The irony, he said, is that parents have become hyper-focused on protecting children from physical dangers while neglecting the far greater psychological dangers of unlimited internet access. “We focus so much on protecting our children from the outside world in terms of physical danger that we’ve neglected the non-physical danger such as the online space,” he said.
“We just let our kids spend 10 hours a day on the internet in their bedrooms. “We stopped them going out and doing crazy things, riding bikes and climbing trees because they might get hurt, stranger danger and all that. “But online seems to be fine. In fact, it’s the opposite. It’s online that is the most danger, not riding your bike around the river and jumping out of a tree like I used to do.” He’s equally forthright about parenting styles. “You have too much peer parenting. Parents want to be best friends with their kids rather than be parents.
“The old days of tough love, holding people accountable and setting standards, that’s not child abuse, but people confuse it.
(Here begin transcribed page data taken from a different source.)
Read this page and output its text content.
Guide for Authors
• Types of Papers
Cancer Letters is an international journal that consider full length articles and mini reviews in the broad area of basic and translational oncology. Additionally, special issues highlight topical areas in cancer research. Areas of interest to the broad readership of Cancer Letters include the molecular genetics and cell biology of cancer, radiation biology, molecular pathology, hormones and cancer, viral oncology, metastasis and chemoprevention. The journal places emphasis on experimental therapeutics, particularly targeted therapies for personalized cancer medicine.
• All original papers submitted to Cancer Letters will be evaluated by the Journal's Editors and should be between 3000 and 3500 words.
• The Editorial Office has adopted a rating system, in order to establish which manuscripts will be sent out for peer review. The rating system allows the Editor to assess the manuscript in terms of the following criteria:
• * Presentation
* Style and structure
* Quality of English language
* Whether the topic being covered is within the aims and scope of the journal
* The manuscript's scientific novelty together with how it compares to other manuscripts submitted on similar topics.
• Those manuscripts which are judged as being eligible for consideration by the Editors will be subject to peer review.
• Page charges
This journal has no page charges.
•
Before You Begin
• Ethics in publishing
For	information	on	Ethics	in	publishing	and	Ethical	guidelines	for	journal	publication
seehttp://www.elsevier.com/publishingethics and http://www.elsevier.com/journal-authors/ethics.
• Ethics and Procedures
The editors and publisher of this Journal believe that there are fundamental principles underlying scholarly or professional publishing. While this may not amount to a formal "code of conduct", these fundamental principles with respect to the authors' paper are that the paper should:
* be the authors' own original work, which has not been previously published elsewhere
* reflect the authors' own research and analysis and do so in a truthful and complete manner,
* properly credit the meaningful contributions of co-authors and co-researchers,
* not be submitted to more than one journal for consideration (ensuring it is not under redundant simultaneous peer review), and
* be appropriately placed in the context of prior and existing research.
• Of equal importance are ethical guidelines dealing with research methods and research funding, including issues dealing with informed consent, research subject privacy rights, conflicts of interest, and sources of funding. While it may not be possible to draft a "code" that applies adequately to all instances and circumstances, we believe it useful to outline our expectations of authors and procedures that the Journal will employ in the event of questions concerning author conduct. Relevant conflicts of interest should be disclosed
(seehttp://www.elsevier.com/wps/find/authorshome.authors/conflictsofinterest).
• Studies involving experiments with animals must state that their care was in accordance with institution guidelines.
“They think saying no to a kid or punishing them, grounding them, taking away pocket money because they didn’t do what they said they were going to do is child abuse. “We can’t hurt their feelings because we’re so desperate for them to be our best friend, to love us, and all that stuff is at the expense of being a parent and holding standards and maintaining accountability.” Its perspective born from both professional expertise, his wife Rachel is “We focus so much on protecting our children from the outside world in terms of physical danger that we’ve neglected the non-physical danger such as the online space.” one of Australia’s leading experts in workplace stress, and personal experience. Anthony looks back fondly on his simple Hay childhood, even as he acknowledges there were parts he didn’t enjoy.
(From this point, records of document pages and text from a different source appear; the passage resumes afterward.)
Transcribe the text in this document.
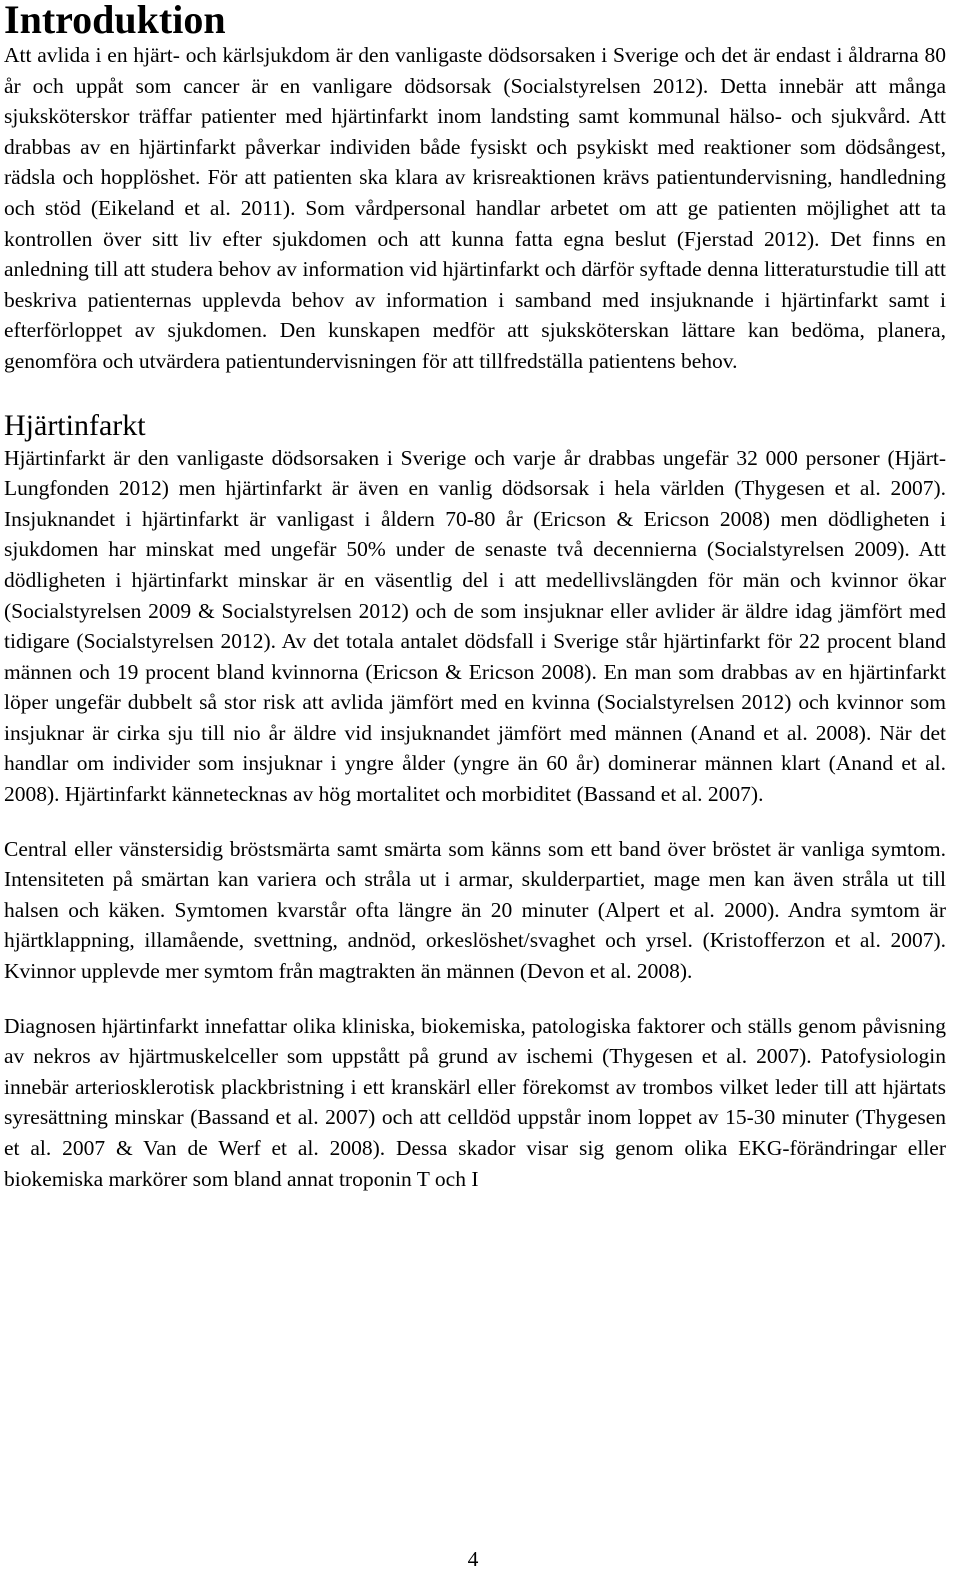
Introduktion

Att avlida i en hjärt- och kärlsjukdom är den vanligaste dödsorsaken i Sverige och det är endast i åldrarna 80 år och uppåt som cancer är en vanligare dödsorsak (Socialstyrelsen 2012). Detta innebär att många sjuksköterskor träffar patienter med hjärtinfarkt inom landsting samt kommunal hälso- och sjukvård. Att drabbas av en hjärtinfarkt påverkar individen både fysiskt och psykiskt med reaktioner som dödsångest, rädsla och hopplöshet. För att patienten ska klara av krisreaktionen krävs patientundervisning, handledning och stöd (Eikeland et al. 2011). Som vårdpersonal handlar arbetet om att ge patienten möjlighet att ta kontrollen över sitt liv efter sjukdomen och att kunna fatta egna beslut (Fjerstad 2012). Det finns en anledning till att studera behov av information vid hjärtinfarkt och därför syftade denna litteraturstudie till att beskriva patienternas upplevda behov av information i samband med insjuknande i hjärtinfarkt samt i efterförloppet av sjukdomen. Den kunskapen medför att sjuksköterskan lättare kan bedöma, planera, genomföra och utvärdera patientundervisningen för att tillfredställa patientens behov.

Hjärtinfarkt

Hjärtinfarkt är den vanligaste dödsorsaken i Sverige och varje år drabbas ungefär 32 000 personer (Hjärt- Lungfonden 2012) men hjärtinfarkt är även en vanlig dödsorsak i hela världen (Thygesen et al. 2007). Insjuknandet i hjärtinfarkt är vanligast i åldern 70-80 år (Ericson & Ericson 2008) men dödligheten i sjukdomen har minskat med ungefär 50% under de senaste två decennierna (Socialstyrelsen 2009). Att dödligheten i hjärtinfarkt minskar är en väsentlig del i att medellivslängden för män och kvinnor ökar (Socialstyrelsen 2009 & Socialstyrelsen 2012) och de som insjuknar eller avlider är äldre idag jämfört med tidigare (Socialstyrelsen 2012). Av det totala antalet dödsfall i Sverige står hjärtinfarkt för 22 procent bland männen och 19 procent bland kvinnorna (Ericson & Ericson 2008). En man som drabbas av en hjärtinfarkt löper ungefär dubbelt så stor risk att avlida jämfört med en kvinna (Socialstyrelsen 2012) och kvinnor som insjuknar är cirka sju till nio år äldre vid insjuknandet jämfört med männen (Anand et al. 2008). När det handlar om individer som insjuknar i yngre ålder (yngre än 60 år) dominerar männen klart (Anand et al. 2008). Hjärtinfarkt kännetecknas av hög mortalitet och morbiditet (Bassand et al. 2007).

Central eller vänstersidig bröstsmärta samt smärta som känns som ett band över bröstet är vanliga symtom. Intensiteten på smärtan kan variera och stråla ut i armar, skulderpartiet, mage men kan även stråla ut till halsen och käken. Symtomen kvarstår ofta längre än 20 minuter (Alpert et al. 2000). Andra symtom är hjärtklappning, illamående, svettning, andnöd, orkeslöshet/svaghet och yrsel. (Kristofferzon et al. 2007). Kvinnor upplevde mer symtom från magtrakten än männen (Devon et al. 2008).

Diagnosen hjärtinfarkt innefattar olika kliniska, biokemiska, patologiska faktorer och ställs genom påvisning av nekros av hjärtmuskelceller som uppstått på grund av ischemi (Thygesen et al. 2007). Patofysiologin innebär arteriosklerotisk plackbristning i ett kranskärl eller förekomst av trombos vilket leder till att hjärtats syresättning minskar (Bassand et al. 2007) och att celldöd uppstår inom loppet av 15-30 minuter (Thygesen et al. 2007 & Van de Werf et al. 2008). Dessa skador visar sig genom olika EKG-förändringar eller biokemiska markörer som bland annat troponin T och I

4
That simplicity, that freedom to explore and take risks, shaped who he became. He still returns to Hay at least once a year, and usually for the Bradford-Harvey family reunion held every five years at Easter. People come from all around the world now for these gatherings, booking out the Hay South Caravan Park, though fewer Bradfords remain in town these days. His younger sister Veronica, is now a humanitarian worker based in Oman, working on Palestinian refugee projects after spending two years in Ukraine. His sister Gaylene is somewhere in between them.
Only a couple of cousins remain in Hay itself. Not this past Anzac Day, but the one before, Anthony gave the commemorative address at the dawn service, a homecoming of sorts for the boy who left at 17 with dreams of seeing the world and ended up building an empire in understanding the human mind. When he finally sits down with Finn and Sam to open that letter from their father’s younger self, Anthony might be surprised by what he reads.
Or perhaps he’ll find that the themes he suspects are there; resilience, self-efficacy, having a go at life, looking after yourself, are exactly the values he’s lived and passed on to his sons through example rather than words. After all, he took his own advice. He had a crack. He believed. He succeeded. And now, one letter from his grandfather and one to his sons bookend a remarkable journey from Hay to the heights of Australian corporate psychology.
This journey started with a simple desire to see the world and ended with helping thousands of Australians navigate the most important landscape of all; their own mental health. The world may have been his oyster, but Anthony Bradford proved that sometimes the greatest adventures aren’t about the places you go, but the lives you touch along the way.
Occasions such as the opening of the time capsule illuminate the fact of what people from Hay who are now spread far and wide around the world have done, and are doing amazing things, and still hold Hay dearly in their hearts.